[ 003 ] day of days

1.1K 90 129
                                    




YESTERDAY



BEFORE THE MORNING LIGHT leaks over the district, Alecto finds herself hauling her father up over the top of the rock wall. Panting, Atlas rolls over on his back, chest heaving, blinking up to a dawn-dark sky that hadn't lost its stars yet.

"I'm getting old," Atlas grunts, sitting up once he's caught his breath and shucking off the pack strapped to his back. Truth was, Alecto had gotten faster. Something was driving her; he read it in the dead light in her eyes, a magnetic sharpness that never dulled. He'd always managed to keep pace with her. Just not today, when she wasn't so much distracted, but too present. When Alecto was focused on something, it lent her a frightening abundance of strength, a surge that could only be superhuman. Strong-willed, some would call it. Hellbent, Atlas thought. He'd seen it when he watched her slay her opponents in the arena. All odds should've been stacked against her, but, somehow, she'd managed to turn it around.

Settling down beside him with her legs crossed, Alecto pressed an apple into his palm. As they watched the sunrise gild the buildings in a halo of gold, watched the colours of a new day ripple across the sky, they ate.

"Back in the day they called them the Rockies," Atlas said, tracing a finger over the soaring blue mountains. Alecto followed the motion. He glanced back at her, something softening in his eyes, an edge of sadness that hadn't dulled over the years. "Your mother told me that."

Alecto sat upright. Her father rarely brought up her mother, Thalia, and when he did, it was always up here, far from civilisation. Up here in the mountains, Alecto was beginning to think, was where her father felt the least burdened by the nightmares that chased him out of bed and into the closet and down into the basement. Sharing the sentiment wasn't difficult. Up here, full of fire and guts and wonder, it seemed like all their problems were someone else's. Was this what the gods felt like when they looked down upon the humans and their tightly wound, mortal afflictions? Up here, Alecto felt it all melt away, like she'd left some of the weight at the bottom. The topic of her mother, however, was her father's greatest burden, and Alecto's biggest mystery. She'd been a newborn infant when her mother passed. All she had were pictures on the wall, and the little slips and slivers her father gave her. Pieces. Bits and pieces.

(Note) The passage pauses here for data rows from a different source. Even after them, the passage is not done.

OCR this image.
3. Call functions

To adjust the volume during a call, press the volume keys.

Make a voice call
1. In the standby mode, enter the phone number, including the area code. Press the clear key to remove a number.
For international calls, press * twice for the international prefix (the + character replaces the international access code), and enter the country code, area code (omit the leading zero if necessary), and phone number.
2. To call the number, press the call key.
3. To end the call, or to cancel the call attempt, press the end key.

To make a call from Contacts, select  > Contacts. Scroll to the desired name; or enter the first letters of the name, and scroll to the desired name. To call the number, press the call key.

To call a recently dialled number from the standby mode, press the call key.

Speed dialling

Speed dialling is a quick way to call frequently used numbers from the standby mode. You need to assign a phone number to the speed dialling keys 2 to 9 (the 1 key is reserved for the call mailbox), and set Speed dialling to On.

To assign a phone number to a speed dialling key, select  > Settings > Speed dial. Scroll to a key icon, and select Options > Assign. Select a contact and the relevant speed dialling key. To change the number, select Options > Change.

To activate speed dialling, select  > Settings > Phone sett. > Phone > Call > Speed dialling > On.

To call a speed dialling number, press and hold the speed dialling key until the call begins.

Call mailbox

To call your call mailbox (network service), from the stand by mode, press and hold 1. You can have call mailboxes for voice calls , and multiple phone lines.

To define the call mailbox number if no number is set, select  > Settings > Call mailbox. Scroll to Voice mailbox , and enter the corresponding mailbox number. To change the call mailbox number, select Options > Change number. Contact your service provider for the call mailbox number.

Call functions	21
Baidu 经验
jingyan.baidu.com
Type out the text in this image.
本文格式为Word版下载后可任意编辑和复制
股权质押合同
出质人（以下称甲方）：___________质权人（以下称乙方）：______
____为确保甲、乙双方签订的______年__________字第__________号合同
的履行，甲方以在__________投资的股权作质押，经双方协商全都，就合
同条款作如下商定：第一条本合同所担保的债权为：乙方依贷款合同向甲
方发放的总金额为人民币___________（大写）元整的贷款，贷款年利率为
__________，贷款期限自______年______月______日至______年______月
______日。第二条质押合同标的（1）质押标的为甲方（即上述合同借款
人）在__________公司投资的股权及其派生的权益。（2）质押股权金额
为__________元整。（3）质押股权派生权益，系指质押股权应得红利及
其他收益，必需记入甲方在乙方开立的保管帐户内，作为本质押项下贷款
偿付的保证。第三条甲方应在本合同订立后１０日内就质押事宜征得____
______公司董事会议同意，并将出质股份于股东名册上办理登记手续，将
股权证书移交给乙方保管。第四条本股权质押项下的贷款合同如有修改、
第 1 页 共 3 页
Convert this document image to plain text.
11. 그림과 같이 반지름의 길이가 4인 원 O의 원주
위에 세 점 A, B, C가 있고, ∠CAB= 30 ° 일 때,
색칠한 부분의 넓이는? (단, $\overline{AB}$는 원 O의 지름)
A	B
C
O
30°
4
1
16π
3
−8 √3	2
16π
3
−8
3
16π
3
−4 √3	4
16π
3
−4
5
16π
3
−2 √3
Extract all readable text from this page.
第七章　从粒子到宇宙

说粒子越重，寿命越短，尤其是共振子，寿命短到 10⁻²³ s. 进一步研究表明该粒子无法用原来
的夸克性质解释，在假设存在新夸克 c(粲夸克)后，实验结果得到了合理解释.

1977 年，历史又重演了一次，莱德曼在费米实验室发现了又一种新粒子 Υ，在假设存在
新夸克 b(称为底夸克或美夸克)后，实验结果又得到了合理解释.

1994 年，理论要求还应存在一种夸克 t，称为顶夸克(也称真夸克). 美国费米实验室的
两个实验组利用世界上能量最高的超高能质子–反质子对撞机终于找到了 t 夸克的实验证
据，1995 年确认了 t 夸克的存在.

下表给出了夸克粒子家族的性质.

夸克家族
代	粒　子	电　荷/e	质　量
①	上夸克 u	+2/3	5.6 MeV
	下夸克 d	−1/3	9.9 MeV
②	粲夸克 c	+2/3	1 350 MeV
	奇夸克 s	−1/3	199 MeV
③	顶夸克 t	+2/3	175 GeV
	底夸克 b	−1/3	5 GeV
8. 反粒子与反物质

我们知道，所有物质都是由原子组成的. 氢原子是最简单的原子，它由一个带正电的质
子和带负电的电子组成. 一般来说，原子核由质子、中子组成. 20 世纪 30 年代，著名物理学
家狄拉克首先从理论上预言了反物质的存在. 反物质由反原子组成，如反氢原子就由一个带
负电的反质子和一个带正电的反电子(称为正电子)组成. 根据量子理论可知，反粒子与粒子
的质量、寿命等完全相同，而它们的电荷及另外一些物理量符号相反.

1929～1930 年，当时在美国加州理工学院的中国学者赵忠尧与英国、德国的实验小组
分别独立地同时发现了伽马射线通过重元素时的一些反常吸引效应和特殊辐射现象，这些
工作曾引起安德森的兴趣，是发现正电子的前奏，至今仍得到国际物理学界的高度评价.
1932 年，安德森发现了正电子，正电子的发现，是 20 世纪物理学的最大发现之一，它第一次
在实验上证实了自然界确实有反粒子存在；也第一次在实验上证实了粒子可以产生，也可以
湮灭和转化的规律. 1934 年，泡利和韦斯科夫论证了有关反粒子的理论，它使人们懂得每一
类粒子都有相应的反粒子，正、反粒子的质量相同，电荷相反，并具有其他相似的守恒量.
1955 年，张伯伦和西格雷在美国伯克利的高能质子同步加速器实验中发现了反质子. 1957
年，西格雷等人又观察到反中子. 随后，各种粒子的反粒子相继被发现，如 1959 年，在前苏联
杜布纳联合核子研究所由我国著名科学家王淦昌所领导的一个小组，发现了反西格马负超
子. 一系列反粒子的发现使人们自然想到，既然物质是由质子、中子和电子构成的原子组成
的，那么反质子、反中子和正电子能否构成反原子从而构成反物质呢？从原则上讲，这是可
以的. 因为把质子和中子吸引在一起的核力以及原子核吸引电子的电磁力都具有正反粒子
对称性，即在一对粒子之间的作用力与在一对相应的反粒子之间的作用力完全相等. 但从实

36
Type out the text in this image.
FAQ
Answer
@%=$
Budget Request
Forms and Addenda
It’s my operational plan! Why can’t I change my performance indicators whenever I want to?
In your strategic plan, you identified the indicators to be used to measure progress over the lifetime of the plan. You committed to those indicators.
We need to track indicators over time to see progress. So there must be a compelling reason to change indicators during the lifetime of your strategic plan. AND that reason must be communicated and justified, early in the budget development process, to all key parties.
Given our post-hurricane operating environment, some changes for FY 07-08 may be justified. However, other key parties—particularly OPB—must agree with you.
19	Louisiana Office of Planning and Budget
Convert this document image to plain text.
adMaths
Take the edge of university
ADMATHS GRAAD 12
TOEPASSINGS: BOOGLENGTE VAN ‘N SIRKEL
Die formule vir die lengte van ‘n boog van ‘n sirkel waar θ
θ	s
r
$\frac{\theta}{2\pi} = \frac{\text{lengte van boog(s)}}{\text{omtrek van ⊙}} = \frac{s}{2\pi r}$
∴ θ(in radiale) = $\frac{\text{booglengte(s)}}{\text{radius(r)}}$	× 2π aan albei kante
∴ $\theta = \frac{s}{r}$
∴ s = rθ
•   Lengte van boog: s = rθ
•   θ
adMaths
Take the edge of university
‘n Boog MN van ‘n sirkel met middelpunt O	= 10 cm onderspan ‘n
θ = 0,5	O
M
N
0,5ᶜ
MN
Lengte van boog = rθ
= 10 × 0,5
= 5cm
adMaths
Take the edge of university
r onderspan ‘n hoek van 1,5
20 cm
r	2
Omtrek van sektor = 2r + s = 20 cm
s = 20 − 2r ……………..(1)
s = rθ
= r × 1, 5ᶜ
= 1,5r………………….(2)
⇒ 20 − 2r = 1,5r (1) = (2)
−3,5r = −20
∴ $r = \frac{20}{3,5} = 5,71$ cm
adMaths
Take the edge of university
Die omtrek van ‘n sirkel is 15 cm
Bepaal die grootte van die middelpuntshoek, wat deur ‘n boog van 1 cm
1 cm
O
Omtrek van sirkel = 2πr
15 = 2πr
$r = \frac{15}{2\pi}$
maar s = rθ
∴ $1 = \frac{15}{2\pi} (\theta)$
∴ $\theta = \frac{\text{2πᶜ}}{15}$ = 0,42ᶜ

So far Alecto had gathered enough to fill in the bare bones of an outline. Her mother hadn't been a candidate for the Games. She was an orphan and Atlas had been her first and last boyfriend. They'd met on their first Reaping Day, when he'd spotted her across the Square, the prettiest girl in the district. She knew her parents got married the day Atlas returned from his victory tour, and she knew they never went anywhere without each other. She knew her mother would always sing to her swollen belly when she'd been pregnant with Alecto, and she knew her mother's favourite colour was robin's egg blue, like the walls of the nursery in her father's house that'd been remodelled as Alecto grew older. She knew she had her father's eyes, but everything else was all her mother.

Pressing her father for more information about what her mother was like, however, seemed to trigger a shut-down response. It was easier to wait for him to open up about her. Easier to listen. Ask no questions. Let him offer up the pieces of his broken heart of his own will.

Atlas drew in a soft breath. He fiddled with his wedding band, a strip of silver encircling his finger, which he never took off. "She never came up here with me, but she liked reading about the old world. Before the Games. Before the Dark Days. Before this became Panem." He sent her a look so sad Alecto had to shut her eyes. "She would've been so proud of you."

A dull ache shakes loose in the cavity of her chest. An avalanche dislodged by seven simple words.

No, Alecto thought, unable to meet her father's eyes. No, she wouldn't.